Long story short, Saturday night started early with a woman 2 doors down yelling help me, help me—sounded like a goat, but I was concerned.  I let her go on for another minute until I called my nurse—who did not answer—she was too busy lying on top of this lady who was trying to escape.  (Yes, I was on the surgery floor, not the mental floor).   Betsy and Erin came in around that time with questioning looks when she started up again.  She continued way past the time when  they left and finally calmed down.  By then the Code Red alarm was going off (fire somewhere) and my temp was at 101.  It was down by the time Dr Lynn did her rounds (another reason she wanted to do surgery on Friday—she was on call), but I still felt bad and asked if I could stay one more night.  She let me.
I kind of felt bad for Billy as he spent his weekend at the hospital, but I did point out it must be a different view.  It was and I think he has a different appreciation of what I tell him is the “dark side”.  He did come to get me on Monday and while there were grand plans of stopping at a few places, it did not happen.  I was wiped out.  And have been that way all week. 

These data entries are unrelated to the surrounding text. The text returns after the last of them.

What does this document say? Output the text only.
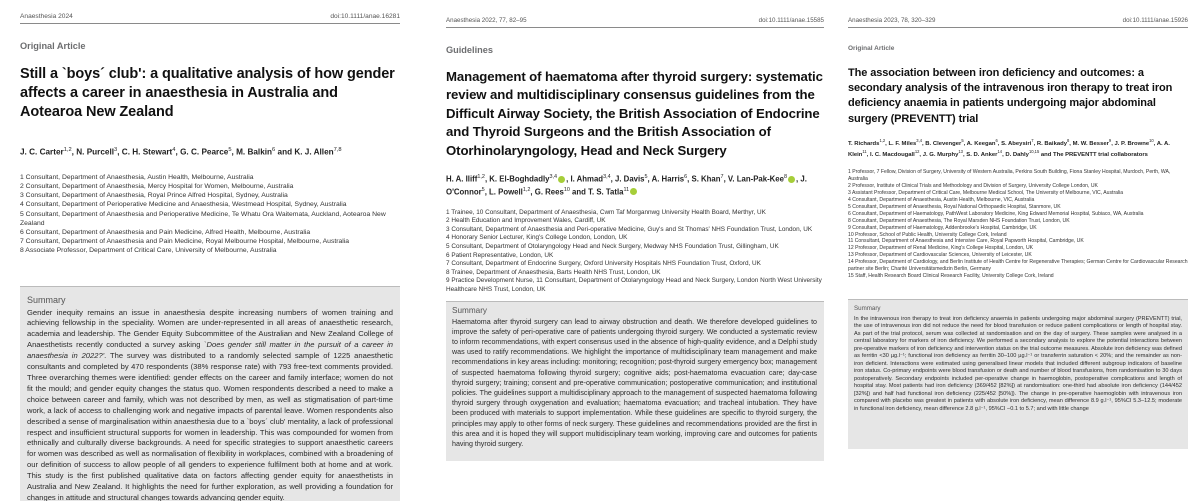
Anaesthesia 2024	doi:10.1111/anae.16281
Original Article
Still a `boys´ club': a qualitative analysis of how gender affects a career in anaesthesia in Australia and Aotearoa New Zealand
J. C. Carter$^{1,2}$, N. Purcell$^3$, C. H. Stewart$^4$, G. C. Pearce$^5$, M. Balkin$^6$ and K. J. Allen$^{7,8}$
1 Consultant, Department of Anaesthesia, Austin Health, Melbourne, Australia
2 Consultant, Department of Anaesthesia, Mercy Hospital for Women, Melbourne, Australia
3 Consultant, Department of Anaesthesia, Royal Prince Alfred Hospital, Sydney, Australia
4 Consultant, Department of Perioperative Medicine and Anaesthesia, Westmead Hospital, Sydney, Australia
5 Consultant, Department of Anaesthesia and Perioperative Medicine, Te Whatu Ora Waitemata, Auckland, Aotearoa New Zealand
6 Consultant, Department of Anaesthesia and Pain Medicine, Alfred Health, Melbourne, Australia
7 Consultant, Department of Anaesthesia and Pain Medicine, Royal Melbourne Hospital, Melbourne, Australia
8 Associate Professor, Department of Critical Care, University of Melbourne, Australia
Summary
Gender inequity remains an issue in anaesthesia despite increasing numbers of women training and achieving fellowship in the speciality. Women are under-represented in all areas of anaesthetic research, academia and leadership. The Gender Equity Subcommittee of the Australian and New Zealand College of Anaesthetists recently conducted a survey asking `Does gender still matter in the pursuit of a career in anaesthesia in 2022?'. The survey was distributed to a randomly selected sample of 1225 anaesthetic consultants and completed by 470 respondents (38% response rate) with 793 free-text comments provided. Three overarching themes were identified: gender effects on the career and family interface; women do not fit the mould; and gender equity changes the status quo. Women respondents described a need to make a choice between career and family, which was not described by men, as well as stigmatisation of part-time work, a lack of access to challenging work and negative impacts of parental leave. Women respondents also described a sense of marginalisation within anaesthesia due to a `boys´ club' mentality, a lack of professional respect and insufficient structural supports for women in leadership. This was compounded for women from ethnically and culturally diverse backgrounds. A need for specific strategies to support anaesthetic careers for women was described as well as normalisation of flexibility in workplaces, combined with a broadening of our definition of success to allow people of all genders to experience fulfilment both at home and at work. This study is the first published qualitative data on factors affecting gender equity for anaesthetists in Australia and New Zealand. It highlights the need for further exploration, as well providing a foundation for changes in attitude and structural changes towards advancing gender equity.
Anaesthesia 2022, 77, 82–95	doi:10.1111/anae.15585
Guidelines
Management of haematoma after thyroid surgery: systematic review and multidisciplinary consensus guidelines from the Difficult Airway Society, the British Association of Endocrine and Thyroid Surgeons and the British Association of Otorhinolaryngology, Head and Neck Surgery
H. A. Iliff$^{1,2}$, K. El-Boghdadly$^{3,4}$ , I. Ahmad$^{3,4}$, J. Davis$^5$, A. Harris$^6$, S. Khan$^7$, V. Lan-Pak-Kee$^8$ , J. O'Connor$^5$, L. Powell$^{1,2}$, G. Rees$^{10}$ and T. S. Tatla$^{11}$
1 Trainee, 10 Consultant, Department of Anaesthesia, Cwm Taf Morgannwg University Health Board, Merthyr, UK
2 Health Education and Improvement Wales, Cardiff, UK
3 Consultant, Department of Anaesthesia and Peri-operative Medicine, Guy's and St Thomas' NHS Foundation Trust, London, UK
4 Honorary Senior Lecturer, King's College London, London, UK
5 Consultant, Department of Otolaryngology Head and Neck Surgery, Medway NHS Foundation Trust, Gillingham, UK
6 Patient Representative, London, UK
7 Consultant, Department of Endocrine Surgery, Oxford University Hospitals NHS Foundation Trust, Oxford, UK
8 Trainee, Department of Anaesthesia, Barts Health NHS Trust, London, UK
9 Practice Development Nurse, 11 Consultant, Department of Otolaryngology Head and Neck Surgery, London North West University Healthcare NHS Trust, London, UK
Summary
Haematoma after thyroid surgery can lead to airway obstruction and death. We therefore developed guidelines to improve the safety of peri-operative care of patients undergoing thyroid surgery. We conducted a systematic review to inform recommendations, with expert consensus used in the absence of high-quality evidence, and a Delphi study was used to ratify recommendations. We highlight the importance of multidisciplinary team management and make recommendations in key areas including: monitoring; recognition; post-thyroid surgery emergency box; management of suspected haematoma following thyroid surgery; cognitive aids; post-haematoma evacuation care; day-case thyroid surgery; training; consent and pre-operative communication; postoperative communication; and institutional policies. The guidelines support a multidisciplinary approach to the management of suspected haematoma following thyroid surgery through oxygenation and evaluation; haematoma evacuation; and tracheal intubation. They have been produced with materials to support implementation. While these guidelines are specific to thyroid surgery, the principles may apply to other forms of neck surgery. These guidelines and recommendations provided are the first in this area and it is hoped they will support multidisciplinary team working, improving care and outcomes for patients having thyroid surgery.
Anaesthesia 2023, 78, 320–329	doi:10.1111/anae.15926
Original Article
The association between iron deficiency and outcomes: a secondary analysis of the intravenous iron therapy to treat iron deficiency anaemia in patients undergoing major abdominal surgery (PREVENTT) trial
T. Richards$^{1,2}$, L. F. Miles$^{3,4}$, B. Clevenger$^5$, A. Keegan$^6$, S. Abeysiri$^7$, R. Baikady$^8$, M. W. Besser$^9$, J. P. Browne$^{10}$, A. A. Klein$^{11}$, I. C. Macdougall$^{12}$, J. G. Murphy$^{13}$, S. D. Anker$^{14}$, D. Dahly$^{10,15}$ and The PREVENTT trial collaborators
1 Professor, 7 Fellow, Division of Surgery, University of Western Australia, Perkins South Building, Fiona Stanley Hospital, Murdoch, Perth, WA, Australia
2 Professor, Institute of Clinical Trials and Methodology and Division of Surgery, University College London, UK
3 Assistant Professor, Department of Critical Care, Melbourne Medical School, The University of Melbourne, VIC, Australia
4 Consultant, Department of Anaesthesia, Austin Health, Melbourne, VIC, Australia
5 Consultant, Department of Anaesthesia, Royal National Orthopaedic Hospital, Stanmore, UK
6 Consultant, Department of Haematology, PathWest Laboratory Medicine, King Edward Memorial Hospital, Subiaco, WA, Australia
8 Consultant, Department of Anaesthesia, The Royal Marsden NHS Foundation Trust, London, UK
9 Consultant, Department of Haematology, Addenbrooke's Hospital, Cambridge, UK
10 Professor, School of Public Health, University College Cork, Ireland
11 Consultant, Department of Anaesthesia and Intensive Care, Royal Papworth Hospital, Cambridge, UK
12 Professor, Department of Renal Medicine, King's College Hospital, London, UK
13 Professor, Department of Cardiovascular Sciences, University of Leicester, UK
14 Professor, Department of Cardiology, and Berlin Institute of Health Centre for Regenerative Therapies; German Centre for Cardiovascular Research partner site Berlin; Charité Universitätsmedizin Berlin, Germany
15 Staff, Health Research Board Clinical Research Facility, University College Cork, Ireland
Summary
In the intravenous iron therapy to treat iron deficiency anaemia in patients undergoing major abdominal surgery (PREVENTT) trial, the use of intravenous iron did not reduce the need for blood transfusion or reduce patient complications or length of hospital stay. As part of the trial protocol, serum was collected at randomisation and on the day of surgery. These samples were analysed in a central laboratory for markers of iron deficiency. We performed a secondary analysis to explore the potential interactions between pre-operative markers of iron deficiency and intervention status on the trial outcome measures. Absolute iron deficiency was defined as ferritin <30 µg.l⁻¹; functional iron deficiency as ferritin 30–100 µg.l⁻¹ or transferrin saturation < 20%; and the remainder as non-iron deficient. Interactions were estimated using generalised linear models that included different subgroup indicators of baseline iron status. Co-primary endpoints were blood transfusion or death and number of blood transfusions, from randomisation to 30 days postoperatively. Secondary endpoints included per-operative change in haemoglobin, postoperative complications and length of hospital stay. Most patients had iron deficiency (369/452 [82%]) at randomisation: one-third had absolute iron deficiency (144/452 [32%]) and half had functional iron deficiency (225/452 [50%]). The change in pre-operative haemoglobin with intravenous iron compared with placebo was greatest in patients with absolute iron deficiency, mean difference 8.9 g.l⁻¹, 95%CI 5.3–12.5; moderate in functional iron deficiency, mean difference 2.8 g.l⁻¹, 95%CI −0.1 to 5.7; and with little change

Dr Lynn did let me go back to work and there are a few who think it is crazy.  I disagree.  My mental well being is very, very important too.  So a few hours a day will not kill me (okay, I did work 6 hours yesterday and it about killed me.  So 4 hours is my limit for a few weeks).  I even sent Estell an email giving in yet again and asking for help.  (See, I am getting the hang of this).  Granted it I thought I would be over and done with this, but my plans are not my own. And everything happens for a reason, right?  Sometimes I really would like to know why, but then again, half the time I don’t even think about it.  So yes, ignorance has been bliss.